For brand consultant, Harish Bijoor of Harish Bijoor Consults, introduction of such variants by Bru is an attempt to add sub-segments to a relatively boring instant coffee segment that has been quite stagnant. However, he also expresses concern over Bru’s efforts leading to cannibalising of its own sales. “I don’t think consumers are aware of coffee types or are as evolved,” says Bijoor.
Promoting the brand
In this era of competition, no brand can afford to lag behind its competitors. So when Nescafe roped in Bollywood actors Deepika Padukone and Purab Kohli late last year, Bru’s move to bringing in its own brand ambassadors, Shahid Kapoor and Priyanka Chopra was a matter of time. And a perfect way it seems for “making the brand’s imagery premium and contemporary” as intended. The only problem, there is much common between the two brand’s intentions vis-a-vis their brand images – perceived young and glamorous like the beverage itself. All in all the brand ambassadors simply even out the field without any room for differentiation.
A similar logic is echoed by brand experts when commenting on the carefully designed communication for Bru’s new variants. The ads devised for them have been formulated keeping in mind the intrinsic qualities of the products. For instance, Bru Lite commercials use the theme of light moments shared by friends, whereas Bru Gold speaks of living life 100 per cent (interpreted as 100 per cent coffee as per tests carried out by the company). The Exotica ads on the other hand have been designed keeping in mind the individualistic coffee drinking experience and therefore use both the brand ambassadors separately. Such attention to detailing may be lost on consumers though who rarely pay attention to such nuances in advertising says Bijoor.

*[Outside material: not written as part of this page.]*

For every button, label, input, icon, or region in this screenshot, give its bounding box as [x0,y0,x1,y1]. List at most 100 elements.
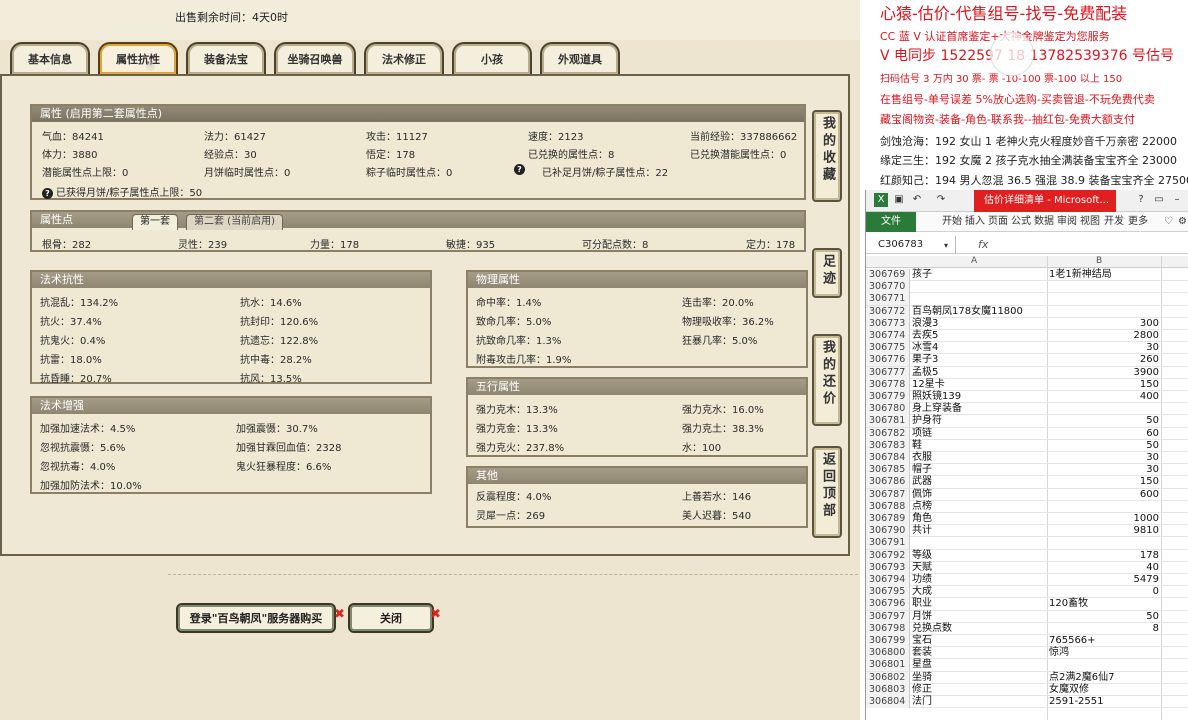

This year also saw HUL’s second foray into the services space. And after Kwality Wall’s ice cream parlours, Swirl came the Bru World Cafes. A space that its competitor Nestle has also dabbled in the past with Nescafe Coffee Parlours. While Nestle’s venture was discontinued, Bru views its own as “complementing their portfolio”. Currently, there are seven cafes operating under the chain in Mumbai and the company is in no particular hurry to expand. Industry experts are divided in their opinion on the foray. On one hand it can serve as a live station for advertising the brands and even as a point of sale or even a virtual lab for testing out any new blends in future. On the other, it won’t be a major value or volume generator, a reason largely attributed to Nestle shutting down its own coffee shops.
The big questions for the category now: how will these moves by Bru pay off? Will Bru be able to sustain its position as the volume leader? No one is hazarding a guess yet.